Cortical plasticity: Effect of high and low intensity conditioning electrical stimulations (100 Hz) on SEPs to painful finger stimulation

Objective To study the effect of high-frequency (100 Hz) repetitive conditioning electrical stimulation (CES, 10 min) on human somatosensory evoked potentials (SEPs) to evaluate if short-term cortical plasticity could be induced. Methods Painful electrical stimulations were applied to thumb (D1) and little finger (D5) fingertips, respectively. The 124-channel EEG was recorded from 10 healthy male volunteers.

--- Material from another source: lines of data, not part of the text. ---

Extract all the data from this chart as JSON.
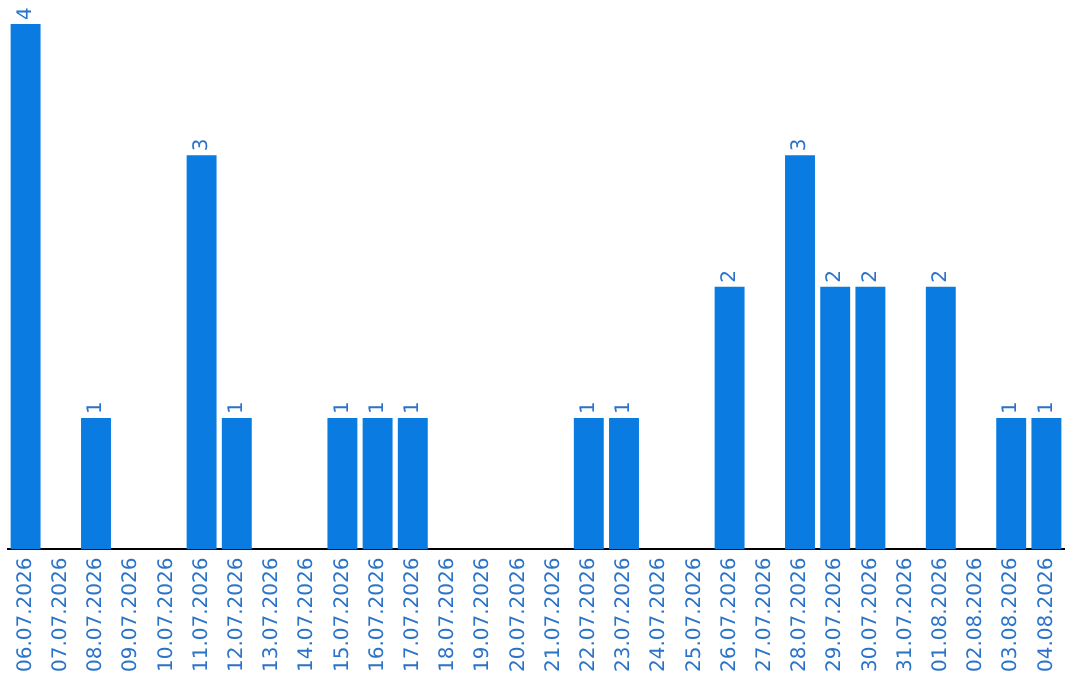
{
  "chart_data": {
    "type": "bar",
    "categories": [
      "06.07.2026",
      "07.07.2026",
      "08.07.2026",
      "09.07.2026",
      "10.07.2026",
      "11.07.2026",
      "12.07.2026",
      "13.07.2026",
      "14.07.2026",
      "15.07.2026",
      "16.07.2026",
      "17.07.2026",
      "18.07.2026",
      "19.07.2026",
      "20.07.2026",
      "21.07.2026",
      "22.07.2026",
      "23.07.2026",
      "24.07.2026",
      "25.07.2026",
      "26.07.2026",
      "27.07.2026",
      "28.07.2026",
      "29.07.2026",
      "30.07.2026",
      "31.07.2026",
      "01.08.2026",
      "02.08.2026",
      "03.08.2026",
      "04.08.2026"
    ],
    "values": [
      4,
      0,
      1,
      0,
      0,
      3,
      1,
      0,
      0,
      1,
      1,
      1,
      0,
      0,
      0,
      0,
      1,
      1,
      0,
      0,
      2,
      0,
      3,
      2,
      2,
      0,
      2,
      0,
      1,
      1
    ],
    "value_labels": [
      "4",
      null,
      "1",
      null,
      null,
      "3",
      "1",
      null,
      null,
      "1",
      "1",
      "1",
      null,
      null,
      null,
      null,
      "1",
      "1",
      null,
      null,
      "2",
      null,
      "3",
      "2",
      "2",
      null,
      "2",
      null,
      "1",
      "1"
    ],
    "color": "#0a7be0",
    "tick_labels": "x",
    "grid": false,
    "legend": false
  }
}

Peak stages around 34, 45, 212, 331 ms were analyzed with focal maximum amplitude (FA) and area magnitude (AM) of scalp field potential, topography, and equivalent current dipole source localisation, comparing before and after two-level CES (high- vs. low-level) applied to the He–Gu acupoint. Results After a high-level CES, the positive FA and AM of the current efflux showed a significant increase at the early phase 34 ms, and significantly decreased at 45 ms in D1 SEPs. The negative FA and AM of the current influx were significantly increased at late phase 350 ms of the D5 SEPs. Only 36 ms, the z-axis position of dipole was significantly changed from (x: −15.9 mm, y: 29.6 mm, z: 43.9 mm) to (x: −12.9 mm, y: 29.4 mm, z: 51.5 mm) for the D5 SEPs. Conclusions The high-level CES significantly attenuated the subsequent cortical activation (45 ms peak for D1 stimulation). Both low- and high-level CES significantly enhanced the late activities (226, 350 ms) in D5 stimulation. This may be explained by pain sensation change at the level of subcortical cingulate cortex induced by the site-dependent post-effect of CES. Significance This study showed cortical plasticity induced by conditioning somatosensory stimulation.